Professor Michael Grätzel pioneer of Cardiff-based G24 Innovations’ ground breaking technology and Director of the Laboratory of Photonics and Interfaces at Ecole Polytechnique Fédérale de Lausanne (EPFL), has been selected as the winner of the Albert Einstein World Award of Science 2012.
In 1988 Prof. Grätzel created the revolutionary Grätzel Cell, a dye-sensitised nano-structured solar cell, which now forms the basis of G24i’s energy harvesting technology.
The Albert Einstein World Award is a highly prestigious acknowledgement, given by the Interdisciplinary Committee of the World Cultural Council – outstanding personalities of the scientific community from five continents, including 25 Nobel Laureates.
The prize has been awarded to Professor Grätzel in recognition of his outstanding accomplishments to the welfare of mankind and the health of the planet, solving arguably one of the most important technical problems relating to energy and sustainability faced today.
Professor Grätzel first developed his cells at Lausanne, while studying how to mimic photosynthesis – the way that plants convert sunlight into the energy, that powers their metabolisms, and he is now ranked as one of the most highly cited scientists in the world.
As the inventor of the Grätzel Cell and a vital advisor to G24i, Professor Grätzel works closely with G24i’s science team as they constantly strive to advance G24i’s global leading energy harvesting platform.
Richard Costello, Chief Operating Officer of G24 Innovations, said: “In an age where our reliance on non-renewable fuels is increasingly being questioned for environmental, economic and political reasons, Professor Grätzel’s technology truly has the capacity to alter the way that we live. We at G24i strongly believe that this technology has the power to make disposable batteries obsolete, which would have an overwhelmingly positive effect on our carbon footprint around the world.”
In bringing Prof.

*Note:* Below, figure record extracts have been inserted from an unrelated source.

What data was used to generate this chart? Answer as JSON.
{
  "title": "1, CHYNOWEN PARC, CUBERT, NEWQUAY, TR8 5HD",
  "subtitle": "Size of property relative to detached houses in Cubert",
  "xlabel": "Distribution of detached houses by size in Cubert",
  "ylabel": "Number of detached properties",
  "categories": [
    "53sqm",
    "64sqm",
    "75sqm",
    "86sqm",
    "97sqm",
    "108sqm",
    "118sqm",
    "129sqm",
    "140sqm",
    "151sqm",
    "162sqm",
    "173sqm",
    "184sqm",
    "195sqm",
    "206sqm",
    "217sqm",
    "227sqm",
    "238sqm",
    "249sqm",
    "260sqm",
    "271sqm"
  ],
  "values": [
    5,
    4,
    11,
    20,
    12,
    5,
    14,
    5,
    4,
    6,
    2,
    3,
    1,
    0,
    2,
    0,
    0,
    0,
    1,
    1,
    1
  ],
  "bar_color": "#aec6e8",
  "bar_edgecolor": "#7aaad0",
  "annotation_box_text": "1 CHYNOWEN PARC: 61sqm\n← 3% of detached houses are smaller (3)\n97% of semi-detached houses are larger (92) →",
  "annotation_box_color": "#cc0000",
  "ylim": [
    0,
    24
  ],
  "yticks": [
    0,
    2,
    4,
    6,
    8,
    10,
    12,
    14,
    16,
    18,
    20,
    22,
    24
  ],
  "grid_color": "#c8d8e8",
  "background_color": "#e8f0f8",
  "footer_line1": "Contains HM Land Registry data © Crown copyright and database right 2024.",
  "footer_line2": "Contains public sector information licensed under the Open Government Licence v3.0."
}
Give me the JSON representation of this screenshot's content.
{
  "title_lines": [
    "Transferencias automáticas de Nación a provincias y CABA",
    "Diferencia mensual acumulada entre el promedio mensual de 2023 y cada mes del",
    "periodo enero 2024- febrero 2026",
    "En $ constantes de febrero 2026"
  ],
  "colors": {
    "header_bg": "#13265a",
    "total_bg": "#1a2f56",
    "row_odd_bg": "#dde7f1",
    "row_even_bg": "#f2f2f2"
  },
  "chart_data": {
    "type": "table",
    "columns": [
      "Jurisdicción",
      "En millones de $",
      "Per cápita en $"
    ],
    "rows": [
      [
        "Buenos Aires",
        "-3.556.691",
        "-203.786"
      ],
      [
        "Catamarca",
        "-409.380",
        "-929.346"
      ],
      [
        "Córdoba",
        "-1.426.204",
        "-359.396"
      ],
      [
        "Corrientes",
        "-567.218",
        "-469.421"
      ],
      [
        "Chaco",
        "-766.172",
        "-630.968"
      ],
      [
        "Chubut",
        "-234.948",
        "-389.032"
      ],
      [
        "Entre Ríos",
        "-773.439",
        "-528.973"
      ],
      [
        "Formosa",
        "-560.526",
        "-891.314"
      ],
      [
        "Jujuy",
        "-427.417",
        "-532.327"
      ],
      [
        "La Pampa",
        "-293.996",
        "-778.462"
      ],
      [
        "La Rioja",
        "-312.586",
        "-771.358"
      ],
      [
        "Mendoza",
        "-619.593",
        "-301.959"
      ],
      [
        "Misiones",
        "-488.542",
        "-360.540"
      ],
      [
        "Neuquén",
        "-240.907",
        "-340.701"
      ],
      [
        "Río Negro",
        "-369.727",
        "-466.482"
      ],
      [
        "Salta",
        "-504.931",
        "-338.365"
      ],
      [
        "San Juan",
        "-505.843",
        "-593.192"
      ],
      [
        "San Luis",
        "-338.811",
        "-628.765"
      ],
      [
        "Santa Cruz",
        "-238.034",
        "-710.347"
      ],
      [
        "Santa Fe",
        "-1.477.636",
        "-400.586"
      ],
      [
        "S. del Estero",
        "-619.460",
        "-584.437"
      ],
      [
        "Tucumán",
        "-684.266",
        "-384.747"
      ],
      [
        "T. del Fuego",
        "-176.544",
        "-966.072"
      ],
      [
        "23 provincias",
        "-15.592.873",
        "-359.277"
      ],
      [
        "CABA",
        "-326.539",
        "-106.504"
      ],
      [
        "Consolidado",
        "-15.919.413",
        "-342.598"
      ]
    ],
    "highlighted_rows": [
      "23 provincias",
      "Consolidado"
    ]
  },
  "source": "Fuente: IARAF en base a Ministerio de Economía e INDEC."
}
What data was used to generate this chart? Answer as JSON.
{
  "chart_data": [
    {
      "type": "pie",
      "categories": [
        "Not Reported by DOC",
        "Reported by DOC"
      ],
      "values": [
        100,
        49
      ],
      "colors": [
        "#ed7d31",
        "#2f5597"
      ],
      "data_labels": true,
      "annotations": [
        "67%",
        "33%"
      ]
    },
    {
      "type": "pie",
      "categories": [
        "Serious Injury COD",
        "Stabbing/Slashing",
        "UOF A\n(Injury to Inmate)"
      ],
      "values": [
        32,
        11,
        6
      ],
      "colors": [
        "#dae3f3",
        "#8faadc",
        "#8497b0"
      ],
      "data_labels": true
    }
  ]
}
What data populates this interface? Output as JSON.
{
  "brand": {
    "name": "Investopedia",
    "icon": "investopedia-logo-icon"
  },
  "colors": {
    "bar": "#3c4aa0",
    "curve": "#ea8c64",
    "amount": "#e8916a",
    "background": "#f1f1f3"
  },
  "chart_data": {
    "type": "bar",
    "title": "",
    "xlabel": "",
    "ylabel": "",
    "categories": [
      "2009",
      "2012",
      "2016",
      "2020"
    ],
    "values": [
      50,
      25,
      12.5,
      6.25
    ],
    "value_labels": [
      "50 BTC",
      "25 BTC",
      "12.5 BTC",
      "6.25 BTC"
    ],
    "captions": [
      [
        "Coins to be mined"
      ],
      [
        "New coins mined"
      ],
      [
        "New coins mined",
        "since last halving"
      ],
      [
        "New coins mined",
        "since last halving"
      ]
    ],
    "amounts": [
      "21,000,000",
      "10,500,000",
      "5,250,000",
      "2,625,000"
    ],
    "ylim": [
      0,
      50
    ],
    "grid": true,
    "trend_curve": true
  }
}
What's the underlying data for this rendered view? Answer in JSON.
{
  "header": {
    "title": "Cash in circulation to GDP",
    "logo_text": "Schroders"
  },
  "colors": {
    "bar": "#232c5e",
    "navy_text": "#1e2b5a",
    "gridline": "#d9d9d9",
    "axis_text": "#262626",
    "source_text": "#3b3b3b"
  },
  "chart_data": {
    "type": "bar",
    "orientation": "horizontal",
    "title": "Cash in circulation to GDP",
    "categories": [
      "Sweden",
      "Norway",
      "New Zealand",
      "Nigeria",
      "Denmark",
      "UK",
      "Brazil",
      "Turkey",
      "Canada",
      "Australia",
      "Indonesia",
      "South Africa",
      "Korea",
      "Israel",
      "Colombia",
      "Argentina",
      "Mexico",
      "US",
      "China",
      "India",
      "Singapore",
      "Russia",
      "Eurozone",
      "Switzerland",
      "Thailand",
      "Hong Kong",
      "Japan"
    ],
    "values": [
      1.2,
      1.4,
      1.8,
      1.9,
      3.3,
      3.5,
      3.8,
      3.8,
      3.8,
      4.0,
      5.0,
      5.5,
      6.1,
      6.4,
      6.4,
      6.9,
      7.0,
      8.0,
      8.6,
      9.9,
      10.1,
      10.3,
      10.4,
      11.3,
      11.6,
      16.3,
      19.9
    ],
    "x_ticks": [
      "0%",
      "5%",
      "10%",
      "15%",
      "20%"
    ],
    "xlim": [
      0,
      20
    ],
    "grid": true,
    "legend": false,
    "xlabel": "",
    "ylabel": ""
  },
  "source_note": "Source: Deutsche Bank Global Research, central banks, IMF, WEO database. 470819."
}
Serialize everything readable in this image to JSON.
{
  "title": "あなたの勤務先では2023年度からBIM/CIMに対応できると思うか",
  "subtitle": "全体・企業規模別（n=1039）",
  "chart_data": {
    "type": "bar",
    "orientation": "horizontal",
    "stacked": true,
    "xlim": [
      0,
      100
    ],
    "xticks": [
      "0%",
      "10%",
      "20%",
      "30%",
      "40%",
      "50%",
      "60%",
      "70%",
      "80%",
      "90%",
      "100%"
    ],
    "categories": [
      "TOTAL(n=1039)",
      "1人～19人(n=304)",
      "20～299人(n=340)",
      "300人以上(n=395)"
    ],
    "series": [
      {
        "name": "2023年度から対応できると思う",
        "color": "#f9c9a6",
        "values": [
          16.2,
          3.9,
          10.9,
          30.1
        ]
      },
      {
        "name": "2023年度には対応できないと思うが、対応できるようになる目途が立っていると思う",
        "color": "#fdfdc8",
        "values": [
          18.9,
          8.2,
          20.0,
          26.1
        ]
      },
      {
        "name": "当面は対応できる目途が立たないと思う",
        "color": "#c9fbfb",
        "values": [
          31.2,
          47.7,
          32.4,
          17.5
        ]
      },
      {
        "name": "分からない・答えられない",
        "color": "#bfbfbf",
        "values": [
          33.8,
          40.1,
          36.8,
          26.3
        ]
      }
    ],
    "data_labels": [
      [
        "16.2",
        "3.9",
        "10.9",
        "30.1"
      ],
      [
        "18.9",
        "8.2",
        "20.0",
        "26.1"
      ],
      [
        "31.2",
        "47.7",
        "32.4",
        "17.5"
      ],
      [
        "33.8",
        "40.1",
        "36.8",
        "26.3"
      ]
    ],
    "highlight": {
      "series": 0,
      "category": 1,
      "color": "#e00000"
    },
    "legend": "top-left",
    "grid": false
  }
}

Grätzel’s revolutionary cell to the commercial market, G24i has been able to create a ground breaking technology that generates electricity in low light conditions both indoors and outdoors. As a result, G24i has reduced capital manufacturing costs and improved its energy footprint through utilizing environmentally friendly raw materials.
As well as the Albert Einstein Award, Prof. Grätzel is the recipient of the 2006 World Technology award, the 2000 European Millennium Innovation Award, the Faraday Medal of the British Royal Society of Chemistry, the Dutch Havinga award, the Italgas prize, the Gerischer medal of the Electrochemical Society and the 2010 Millennium Technology Grand Prize.
He is a member of the Swiss Chemical Society as well as of the European Academy of Science and was elected honorary member of the Société Vaudoise de Sciences Naturelles.
The 29th Award Ceremony will take place on Wednesday, April18th at Aarhus University, Aarhus, Denmark.